El fundador emigró de Italia hacia la Argentina al final de la guerra y construyó su imperio con un extraordinario sentido de la oportunidad. Como tantos hombres, fue un pionero con carácter despótico con los suyos y carismático con los otros cuando deseaba obtener algo. La empresa creció más allá de sus sueños y le exigía mucho más de lo que podía brindar. No era un hombre formado, sino intuitivo, por lo que su capacidad de control estaba desbordada. La complejidad y diversidad de negocios le exigía cambios veloces. No delegaba fácilmente y contrajo la enfermedad que padecen muchos cuando crecen: la desconfianza. Ejercía el control más desgastante de todos: el control ocular. Percibía que, aunque quisiera, los temas se le diluían y su gente de confianza a veces también lo defraudaba.
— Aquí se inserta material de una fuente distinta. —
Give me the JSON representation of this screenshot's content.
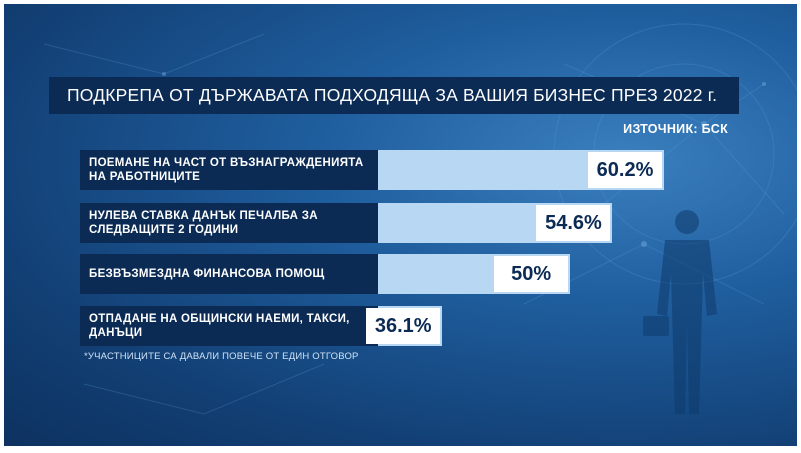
{
  "chart_data": {
    "type": "bar",
    "orientation": "horizontal",
    "title": "ПОДКРЕПА ОТ ДЪРЖАВАТА ПОДХОДЯЩА ЗА ВАШИЯ БИЗНЕС ПРЕЗ 2022 г.",
    "source": "ИЗТОЧНИК: БСК",
    "footnote": "*УЧАСТНИЦИТЕ СА ДАВАЛИ ПОВЕЧЕ ОТ ЕДИН ОТГОВОР",
    "categories": [
      "ПОЕМАНЕ НА ЧАСТ ОТ ВЪЗНАГРАЖДЕНИЯТА НА РАБОТНИЦИТЕ",
      "НУЛЕВА СТАВКА ДАНЪК ПЕЧАЛБА ЗА СЛЕДВАЩИТЕ 2 ГОДИНИ",
      "БЕЗВЪЗМЕЗДНА ФИНАНСОВА ПОМОЩ",
      "ОТПАДАНЕ НА ОБЩИНСКИ НАЕМИ, ТАКСИ, ДАНЪЦИ"
    ],
    "values": [
      60.2,
      54.6,
      50,
      36.1
    ],
    "value_labels": [
      "60.2%",
      "54.6%",
      "50%",
      "36.1%"
    ],
    "unit": "%",
    "xlim": [
      0,
      60.2
    ],
    "grid": false,
    "legend": "none",
    "colors": {
      "label_bg": "#0b2b55",
      "bar": "#b7d7f2",
      "value_box": "#ffffff",
      "value_text": "#0b2b55",
      "background": "#1f5e9e"
    }
  }
}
Depositaba toda la carga en las espaldas de una mujer que había aprendido a comprender los pormenores de su temperamento y hacía lo que podía para estar en todas partes.
Cuando me pidieron que intentara ayudarla, el emergente era su mal carácter, explosivo e impredecible. Esa mujer era el único amortiguador confiable que él tenía frente a su organización. La presión era inmensa. Convocaba a reuniones interminables, obligaba a que trabajase muchas horas y el pedido de información no cesaba nunca.
Casi todos los colaboradores, gerentes y quienes estaban más cerca, lo aborrecían a él y le temían a ella.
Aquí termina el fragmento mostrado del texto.